On the pdp-11/34, an add rn,rm took 2µs; add rn,literalNumber took 3.33µs and an add rn,PEEK(addr) took 5.8µs. Branches took 2.2µs and Subroutines+Return took 3.3µs+3.3µs.
That's not too different to the Z80 in a ZX Spectrum, which can perform a (16-bit) add in 3µs; load literal then add in 6µs, load address then add in 7.7µs; Branch in 3.4µs and subroutine/return in 4.3µs+2.8µs.

So, let's check this.

A 'classic' and simple benchmarking test is the Dhrystone test, a simple synthetic benchmark written in 'C'. A VAX 11/780 was defined as having 1 dhrystone MIP and other computers are calculated according to that.

If you do a search, you'll find the pdp-11/34 managed 0.25 dhrystone MIPs. To compare with a ZX Spectrum I used a modern Z80 'C' compiler: SDCC; compiled a modern version of dhrystone (changed only to comply with modern 'C' syntax) and then ran it on a Z80 emulator. I had to modify the function declarations a little to get it to compile as an ANSI 'C' program, but once it did I was able to ascertain that it could run 1000 dhrystones in 13 959 168 TStates.

The result was that if the emulator was running at 3.5MHz, it would execute 0.142dhrystone MIPs, or about 57% of the speed of a pdp-11/34. Of course perhaps a more modern pdp-11 compiler would generate a better result for the pdp-11, but at least these results largely correlate with my sense that the /34 isn't that much faster :-) !

Compiling SDCC Dhrystone

SDCC supports a default 64Kb RAM Z80 target, basically a Z80 attached to some RAM. I could compile Dhrystone 2.0 with this command line:

/Developer/sdcc/bin/sdcc -mz80 --opt-code-speed -DNOSTRUCTASSIGN -DREG=register dhry.c -o dhry.hex

The object file is in an Intel Hex format, so I had to convert it to a binary format first (using an AVR tool):

avr-objcopy -I ihex dhry.hex -O binary

SDCC also provides a z80 ucSim simulator, but unfortunately it's not cycle-accurate (every instruction executes in one 'cycle'). So, I wrote a simulated environment for libz80, which turned out to be quite easy. I used the following command line to run the test:

./rawz80 dhry.bin 0x47d

The command line simply provides the binary file and a breakpoint address. The total number of TStates is listed at the end.

The entire source code is available from the Libby8 Google site (where you can also find out about the FIGnition DIY 8-bit computer).

So Why Did People Feel The Pdp-11 Was So Fast Then?

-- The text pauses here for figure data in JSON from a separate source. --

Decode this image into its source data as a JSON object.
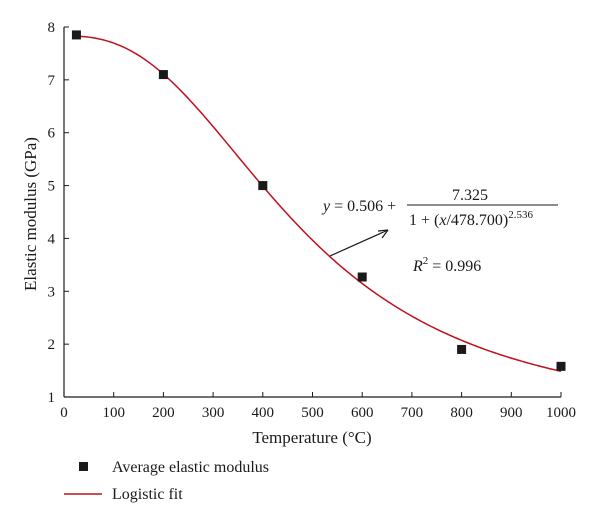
{
  "chart_data": {
    "type": "scatter",
    "xlabel": "Temperature (°C)",
    "ylabel": "Elastic modulus (GPa)",
    "xlim": [
      0,
      1000
    ],
    "ylim": [
      1,
      8
    ],
    "xticks": [
      0,
      100,
      200,
      300,
      400,
      500,
      600,
      700,
      800,
      900,
      1000
    ],
    "yticks": [
      1,
      2,
      3,
      4,
      5,
      6,
      7,
      8
    ],
    "grid": false,
    "legend_position": "bottom-left",
    "series": [
      {
        "name": "Average elastic modulus",
        "kind": "markers",
        "marker": "square",
        "color": "#1a1a1a",
        "x": [
          25,
          200,
          400,
          600,
          800,
          1000
        ],
        "y": [
          7.85,
          7.1,
          5.0,
          3.27,
          1.9,
          1.58
        ]
      },
      {
        "name": "Logistic fit",
        "kind": "line",
        "color": "#c0101a",
        "model": "logistic",
        "params": {
          "a": 0.506,
          "b": 7.325,
          "x0": 478.7,
          "p": 2.536
        }
      }
    ],
    "annotation": {
      "lhs": "y",
      "eq_sign": " = 0.506 + ",
      "numerator": "7.325",
      "denom_prefix": "1 + (",
      "denom_var": "x",
      "denom_rest": "/478.700)",
      "denom_exp": "2.536",
      "r2_label": "R",
      "r2_sup": "2",
      "r2_value": " = 0.996"
    }
  }
}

By rights the pdp-11 shouldn't have been fast at all.
  1. The pdp-11 was typical for the minicomputer generation: the CPU (and everything else) was built from chains of simple, standard TTL logic chips, which weren't very fast.
  2. It was designed for magnetic core memory and that was slow, with a complete read-write cycle taking around 1µs.
  3. It was part of DECs trend towards more sophisticated processors, which took a lot of logic and slowed it down further. 
But (3) is also what made it a winner. It's sophistication meant that it was a joy to program and develop high-quality programming tools for. That's probably a good reason for why both the language 'C' and the Unix OS started out on a pdp-11.

By contrast, although early 8-bit microprocessors were built from custom logic and faster semiconductor memory, the sophistication of the CPUs were limited by the fabrication technology of the day. So, a Z80 had only 7000 transistors and an architecture geared for assembler programming rather than compiled languages.

And there's one other reason. The pdp-11 supported a fairly fast floating-point processor and could execute, for example, a floating point multiply in typically 5.5µs, something a Z80 certainly can't compete with.